If we believe that we all are children of God, why is it so hard for people to accept one another?

Why must we fight, kill and condemn those who live or believe differently from us?

For the past century, those questions have fueled a worldwide event — Week of Prayer for Christian Unity. For one week between the Feast of St. Peter’s Chair and the Feast of the Conversion of St. Paul, Christians around the world devote a week of prayers and meditation to the desire of unity among all denominations.

The 101st Week of Prayer for Christian Unity starts Sunday and will run through Jan. 25.

An ecumenical celebration commemorating the week will be held 7 p.m. Jan. 25 at First Christian Church, 16th and K streets. The featured speaker is the Rev. Michael Kinnamon, general secretary of the National Council of Churches for Christ in the USA, and a minister who has long preached about the need for unity among mankind, regardless of disagreements people may have.

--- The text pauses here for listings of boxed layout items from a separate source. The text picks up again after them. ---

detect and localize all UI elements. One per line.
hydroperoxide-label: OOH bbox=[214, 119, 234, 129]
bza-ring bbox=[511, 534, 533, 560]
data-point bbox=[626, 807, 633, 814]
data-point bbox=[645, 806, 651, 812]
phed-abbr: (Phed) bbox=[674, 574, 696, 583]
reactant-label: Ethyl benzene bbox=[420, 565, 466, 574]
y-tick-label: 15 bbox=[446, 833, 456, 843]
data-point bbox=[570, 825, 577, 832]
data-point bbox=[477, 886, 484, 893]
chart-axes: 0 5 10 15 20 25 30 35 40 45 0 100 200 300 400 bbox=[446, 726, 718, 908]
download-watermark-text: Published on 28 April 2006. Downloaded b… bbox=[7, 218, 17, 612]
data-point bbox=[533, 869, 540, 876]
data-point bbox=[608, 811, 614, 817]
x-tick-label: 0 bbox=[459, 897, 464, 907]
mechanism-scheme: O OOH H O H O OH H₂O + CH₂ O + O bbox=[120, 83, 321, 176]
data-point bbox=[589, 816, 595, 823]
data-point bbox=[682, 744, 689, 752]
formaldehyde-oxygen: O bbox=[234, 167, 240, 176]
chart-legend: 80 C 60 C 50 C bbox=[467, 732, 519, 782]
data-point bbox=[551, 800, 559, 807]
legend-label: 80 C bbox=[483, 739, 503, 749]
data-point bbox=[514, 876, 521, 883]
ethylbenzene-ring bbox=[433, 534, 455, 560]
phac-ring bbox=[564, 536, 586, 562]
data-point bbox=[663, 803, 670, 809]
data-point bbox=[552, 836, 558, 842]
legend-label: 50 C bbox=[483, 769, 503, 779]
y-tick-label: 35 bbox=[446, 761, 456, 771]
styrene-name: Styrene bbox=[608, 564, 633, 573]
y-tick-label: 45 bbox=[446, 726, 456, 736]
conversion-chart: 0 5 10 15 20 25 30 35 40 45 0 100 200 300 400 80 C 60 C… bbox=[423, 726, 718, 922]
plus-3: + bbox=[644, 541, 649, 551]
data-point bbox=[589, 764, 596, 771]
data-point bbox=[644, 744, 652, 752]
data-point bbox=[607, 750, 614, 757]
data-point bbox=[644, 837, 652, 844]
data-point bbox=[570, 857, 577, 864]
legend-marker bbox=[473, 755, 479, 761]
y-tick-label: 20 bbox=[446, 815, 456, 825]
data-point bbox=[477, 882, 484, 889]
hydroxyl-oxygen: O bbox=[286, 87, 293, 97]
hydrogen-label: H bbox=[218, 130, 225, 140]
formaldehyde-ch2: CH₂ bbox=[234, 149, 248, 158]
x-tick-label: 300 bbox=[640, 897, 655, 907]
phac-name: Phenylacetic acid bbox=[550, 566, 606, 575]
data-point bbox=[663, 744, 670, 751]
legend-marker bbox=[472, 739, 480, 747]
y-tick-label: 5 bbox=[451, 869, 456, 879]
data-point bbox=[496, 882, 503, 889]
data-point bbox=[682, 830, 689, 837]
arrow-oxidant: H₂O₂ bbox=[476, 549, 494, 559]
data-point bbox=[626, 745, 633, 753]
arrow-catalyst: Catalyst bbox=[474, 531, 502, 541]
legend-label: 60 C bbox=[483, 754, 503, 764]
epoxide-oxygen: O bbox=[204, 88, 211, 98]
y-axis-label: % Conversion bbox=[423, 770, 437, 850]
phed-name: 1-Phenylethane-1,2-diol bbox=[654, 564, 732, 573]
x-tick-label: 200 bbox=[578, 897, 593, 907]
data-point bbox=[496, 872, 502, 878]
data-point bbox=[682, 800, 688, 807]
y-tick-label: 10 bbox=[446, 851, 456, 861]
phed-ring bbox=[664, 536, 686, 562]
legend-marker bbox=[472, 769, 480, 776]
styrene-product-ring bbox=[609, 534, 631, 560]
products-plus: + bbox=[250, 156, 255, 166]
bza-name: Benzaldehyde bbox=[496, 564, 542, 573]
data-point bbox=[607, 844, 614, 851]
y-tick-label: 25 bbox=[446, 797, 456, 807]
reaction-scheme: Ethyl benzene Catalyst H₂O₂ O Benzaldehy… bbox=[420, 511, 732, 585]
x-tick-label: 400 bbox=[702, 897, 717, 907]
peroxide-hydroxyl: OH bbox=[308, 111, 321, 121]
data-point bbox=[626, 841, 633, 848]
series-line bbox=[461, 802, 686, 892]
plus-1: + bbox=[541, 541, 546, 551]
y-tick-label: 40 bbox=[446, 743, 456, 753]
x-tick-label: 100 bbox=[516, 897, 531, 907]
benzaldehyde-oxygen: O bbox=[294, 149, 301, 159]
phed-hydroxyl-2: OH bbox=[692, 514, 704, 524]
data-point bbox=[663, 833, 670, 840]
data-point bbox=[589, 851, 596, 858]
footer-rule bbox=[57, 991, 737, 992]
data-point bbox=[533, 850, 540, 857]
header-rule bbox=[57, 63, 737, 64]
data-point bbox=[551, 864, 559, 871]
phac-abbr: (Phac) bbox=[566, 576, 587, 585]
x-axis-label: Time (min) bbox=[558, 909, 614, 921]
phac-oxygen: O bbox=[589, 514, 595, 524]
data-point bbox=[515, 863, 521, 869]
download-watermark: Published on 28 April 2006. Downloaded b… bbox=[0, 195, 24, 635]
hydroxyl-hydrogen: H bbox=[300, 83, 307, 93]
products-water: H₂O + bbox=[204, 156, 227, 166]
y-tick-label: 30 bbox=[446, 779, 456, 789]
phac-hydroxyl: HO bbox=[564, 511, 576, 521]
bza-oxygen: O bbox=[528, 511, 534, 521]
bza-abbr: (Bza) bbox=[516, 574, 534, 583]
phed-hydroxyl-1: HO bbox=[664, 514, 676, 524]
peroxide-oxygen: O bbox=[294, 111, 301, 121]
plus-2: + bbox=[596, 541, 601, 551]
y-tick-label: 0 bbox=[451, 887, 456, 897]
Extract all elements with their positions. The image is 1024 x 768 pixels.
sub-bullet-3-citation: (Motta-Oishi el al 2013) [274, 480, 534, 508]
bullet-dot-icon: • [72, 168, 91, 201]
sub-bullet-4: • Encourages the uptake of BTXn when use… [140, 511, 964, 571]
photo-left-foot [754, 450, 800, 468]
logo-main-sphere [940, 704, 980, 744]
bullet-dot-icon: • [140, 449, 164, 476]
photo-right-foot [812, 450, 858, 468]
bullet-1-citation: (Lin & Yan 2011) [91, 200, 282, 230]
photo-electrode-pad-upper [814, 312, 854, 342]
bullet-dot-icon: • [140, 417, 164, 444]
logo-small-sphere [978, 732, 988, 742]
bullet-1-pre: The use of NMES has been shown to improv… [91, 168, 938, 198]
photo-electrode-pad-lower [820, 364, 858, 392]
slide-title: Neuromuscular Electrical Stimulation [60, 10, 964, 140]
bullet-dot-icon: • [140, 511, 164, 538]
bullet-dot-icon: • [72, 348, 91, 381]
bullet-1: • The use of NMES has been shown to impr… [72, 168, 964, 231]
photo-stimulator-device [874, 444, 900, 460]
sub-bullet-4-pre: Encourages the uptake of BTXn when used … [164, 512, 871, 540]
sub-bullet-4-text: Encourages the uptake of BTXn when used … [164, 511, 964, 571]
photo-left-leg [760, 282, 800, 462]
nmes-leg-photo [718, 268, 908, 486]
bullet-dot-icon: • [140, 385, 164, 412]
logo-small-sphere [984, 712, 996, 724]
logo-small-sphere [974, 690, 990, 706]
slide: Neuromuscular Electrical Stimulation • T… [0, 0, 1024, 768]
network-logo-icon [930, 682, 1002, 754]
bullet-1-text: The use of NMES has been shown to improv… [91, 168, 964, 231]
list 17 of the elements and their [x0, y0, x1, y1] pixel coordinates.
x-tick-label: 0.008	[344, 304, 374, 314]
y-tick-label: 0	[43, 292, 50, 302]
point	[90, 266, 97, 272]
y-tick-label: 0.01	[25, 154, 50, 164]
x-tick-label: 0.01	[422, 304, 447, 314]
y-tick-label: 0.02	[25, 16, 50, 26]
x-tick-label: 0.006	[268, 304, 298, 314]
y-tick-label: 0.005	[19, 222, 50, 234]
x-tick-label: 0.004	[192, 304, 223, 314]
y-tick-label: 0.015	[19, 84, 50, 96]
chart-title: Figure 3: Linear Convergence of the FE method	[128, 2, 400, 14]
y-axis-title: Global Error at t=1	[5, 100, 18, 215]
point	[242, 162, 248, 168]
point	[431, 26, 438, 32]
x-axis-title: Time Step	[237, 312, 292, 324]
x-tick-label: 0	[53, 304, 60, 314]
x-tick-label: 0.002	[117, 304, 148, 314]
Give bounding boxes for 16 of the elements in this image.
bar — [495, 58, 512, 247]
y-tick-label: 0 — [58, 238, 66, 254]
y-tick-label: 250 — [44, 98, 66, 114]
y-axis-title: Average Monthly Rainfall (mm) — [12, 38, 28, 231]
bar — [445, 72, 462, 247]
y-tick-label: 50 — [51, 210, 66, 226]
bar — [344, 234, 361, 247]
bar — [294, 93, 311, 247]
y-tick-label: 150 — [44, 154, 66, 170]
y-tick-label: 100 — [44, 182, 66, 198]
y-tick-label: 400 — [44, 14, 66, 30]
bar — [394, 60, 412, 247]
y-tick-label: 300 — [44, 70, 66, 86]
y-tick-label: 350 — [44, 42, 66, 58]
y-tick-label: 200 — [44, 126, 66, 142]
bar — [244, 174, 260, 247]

“Unity is not synonymous with agreement,” Kinnamon said in a speech this past fall. “We understand that we have deep disagreements and try to address them. This is a consequence of being in Christ. … We can fight like cats and dogs, and still sit at the same table.”

Booking Kinnamon for the Week of Prayer for Christian Unity was quite a coup, said Marilyn Mecham, executive of Interchurch Ministries of Nebraska, which sponsors the week here.

“He is a powerful advocate for unity of the church,” Mecham said.

Kinnamon is a Christian Church (Disciples of Christ) clergyman, author, educator and ecumenical leader. He was elected this past fall to serve as the ninth general secretary of the National Council of Churches for Christ of the USA.

The idea of calling Christians of all faiths together to pray for an entire week for unity among all people started in 1908 with Father Paul James Wattson and Sister Lurana White, co-founders of the Franciscan Friars and Franciscan Sisters of Atonement. Their hope was to bring non-Catholic Christians to the Roman Catholic Church.

Over time, the focus shifted to bringing all Christians together to pray for the fulfillment of Christ’s prayer: “That all may be one.”

This year’s theme is Ezekiel 37:17: “That they may become one in your hand.”

The Rev. Michael Livingston, who prepared a homily for the 2009  Week of Prayer for Christian Unity, noted at this time in history unity is more needed — and more visible — than at any other time before.

Livingston, executive director of the International Council of Community Churches, points to all the violence in the world from Darfur to the Middle East, and yet notes this week of prayer falls on the time when we honor Martin Luther King Jr. and will swear in the first African-American president, Barack Obama.

“And along comes the week of Prayer for Christian Unity, for its 101st year of faith in the promise of God that we are one people, one human family over the entire world — all of us created in the very image of God,” Livingston writes in his homily. 

“The challenges to peaceful coexistence, to the unity of all God’s children are profound and acute. We must dialogue with other Christians and people of other faiths, we must speak our truth in love and listen with compassion seeking understanding,” he said in the homily.

“And if we listen carefully to our neighbors of other faiths, we can learn something more of the inclusiveness of God’s love for all people, and of his kingdom.”